«Хрупкое счастье, — думал доктор, — способное в любой момент поломаться».

— И потом, даже когда папы нет, хотя мне всегда жаль расставаться с ним даже на короткое время, я могу занять себя сама. У меня есть пианино в моей комнате наверху и мольберт.

— Вы рисуете? — спросил доктор, будучи сам не слишком образованным в этом деле и удивляясь тому, как много занятий может входить в образование молодой женщины.

— Я просто порчу много бумаги. Но это так прекрасно быть в местечке Рэтбоун, там можно оставаться всегда. И акварельные краски в маленьких тюбиках, которые нужно выдавливать. Так здорово рисовать ими.

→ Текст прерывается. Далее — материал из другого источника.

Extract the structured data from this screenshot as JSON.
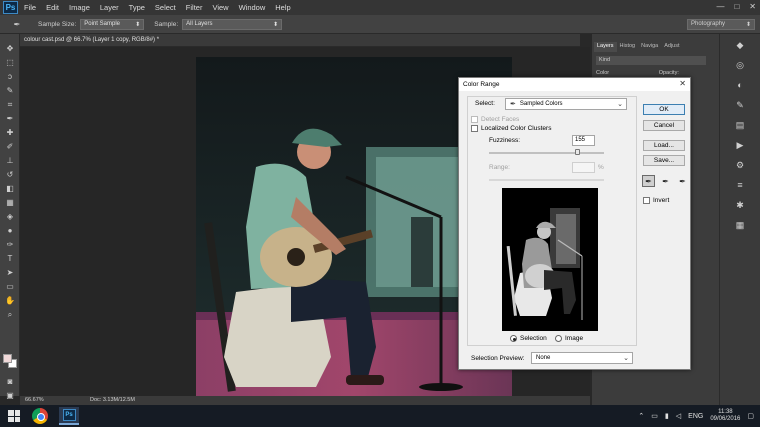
{
  "app": {
    "logo": "Ps"
  },
  "menu": [
    "File",
    "Edit",
    "Image",
    "Layer",
    "Type",
    "Select",
    "Filter",
    "View",
    "Window",
    "Help"
  ],
  "window_controls": [
    "—",
    "□",
    "✕"
  ],
  "options_bar": {
    "sample_size_label": "Sample Size:",
    "sample_size_value": "Point Sample",
    "sample_label": "Sample:",
    "sample_value": "All Layers",
    "workspace": "Photography"
  },
  "document": {
    "tab_title": "colour cast.psd @ 66.7% (Layer 1 copy, RGB/8#) *",
    "zoom": "66.67%",
    "doc_size": "Doc: 3.13M/12.5M"
  },
  "panels": {
    "tabs": [
      "Layers",
      "Histog",
      "Naviga",
      "Adjust"
    ],
    "kind": "Kind",
    "blend": "Color",
    "opacity_label": "Opacity:"
  },
  "dialog": {
    "title": "Color Range",
    "close": "✕",
    "select_label": "Select:",
    "select_value": "Sampled Colors",
    "detect_faces": "Detect Faces",
    "localized": "Localized Color Clusters",
    "fuzziness_label": "Fuzziness:",
    "fuzziness_value": "155",
    "fuzziness_fraction": 0.77,
    "range_label": "Range:",
    "range_unit": "%",
    "radio_selection": "Selection",
    "radio_image": "Image",
    "selection_preview_label": "Selection Preview:",
    "selection_preview_value": "None",
    "buttons": {
      "ok": "OK",
      "cancel": "Cancel",
      "load": "Load...",
      "save": "Save..."
    },
    "invert": "Invert"
  },
  "taskbar": {
    "language": "ENG",
    "time": "11:38",
    "date": "09/06/2016"
  }
}
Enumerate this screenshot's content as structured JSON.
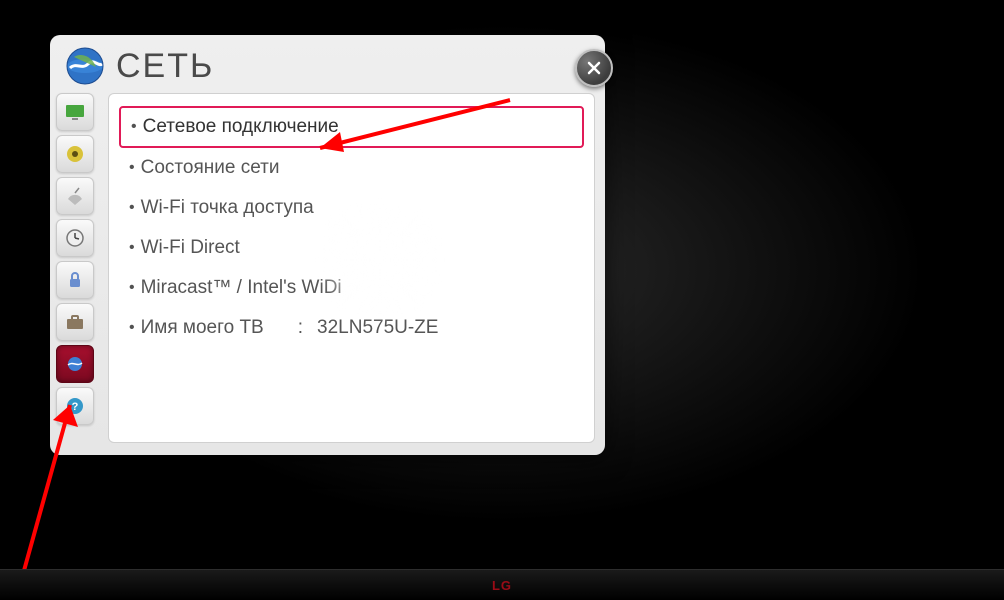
{
  "brand": "LG",
  "window": {
    "title": "СЕТЬ",
    "close_label": "Close"
  },
  "sidebar": {
    "items": [
      {
        "name": "picture",
        "selected": false
      },
      {
        "name": "sound",
        "selected": false
      },
      {
        "name": "channel",
        "selected": false
      },
      {
        "name": "time",
        "selected": false
      },
      {
        "name": "lock",
        "selected": false
      },
      {
        "name": "option",
        "selected": false
      },
      {
        "name": "network",
        "selected": true
      },
      {
        "name": "support",
        "selected": false
      }
    ]
  },
  "menu": {
    "items": [
      {
        "label": "Сетевое подключение",
        "value": "",
        "selected": true
      },
      {
        "label": "Состояние сети",
        "value": "",
        "selected": false
      },
      {
        "label": "Wi-Fi точка доступа",
        "value": "",
        "selected": false
      },
      {
        "label": "Wi-Fi Direct",
        "value": "",
        "selected": false
      },
      {
        "label": "Miracast™ / Intel's WiDi",
        "value": "",
        "selected": false
      },
      {
        "label": "Имя моего ТВ",
        "value": "32LN575U-ZE",
        "selected": false
      }
    ]
  }
}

— Я бы хотел увидеть ваши рисунки.

— Буду очень рада показать вам Их, как только закончу работать над ними, — ответила Флора с некоторым сомнением, — но боюсь, они вам не понравятся. Они на первый взгляд неплохи, и у меня есть ощущение, что я совершенствуюсь. Но затем вдруг все не получается. И странная вещь происходит: чем больше я работаю, тем хуже они получаются.

— Пейзажи или портреты?

— Ни то, ни другое. Недавно я пробовала рисовать человеческие фигуры мелками, это были нимфы у фонтана. Но мелки так пачкаются, а фигуры не кажутся интересными без одежды. Тише! Кажется, это папа стучит.

Да, это был Марк Чемни, вскоре поднявшийся по лестнице и буквально ворвавшийся в гостиную. Он тяжело дышал, но выглядел достаточно сильным для того, чтобы бросить вызов разрушающей его смерти. Но это был только контур его некогда геркулесовской фигуры, одежда свободно висела на его похудевшем теле.

— Все в порядке, — сказал он, обрадовавшись тому, что доктор Олливент и его дочь были вместе. — Я надеюсь, вы уже стали друзьями во время моего отсутствия?

— Мы были друзьями всегда, — ответила Флора, — с тех самых пор, как ты мне рассказывал о своей дружбе с доктором Олливентом.

— Ты, конечно, останешься с нами обедать? — спросил Марк, — а Флора споет нам, пока мы с тобой будем сидеть за бутылочкой вина.

Доктор колебался. Он был много читающим человеком и каждый свободный вечер был очень дорог для него. Да и мать будет ждать его к обеду. Нет, следует остаться, внизу у него стоит карета и он может послать домой человека с сообщением. Мать вряд ли сильно расстроится, ведь он, доктор Олливент, редко обедает без матери. Долг и дела кричали — обедай на Вимпоул-стрит, но желание остаться было так сильно, что он принял приглашение.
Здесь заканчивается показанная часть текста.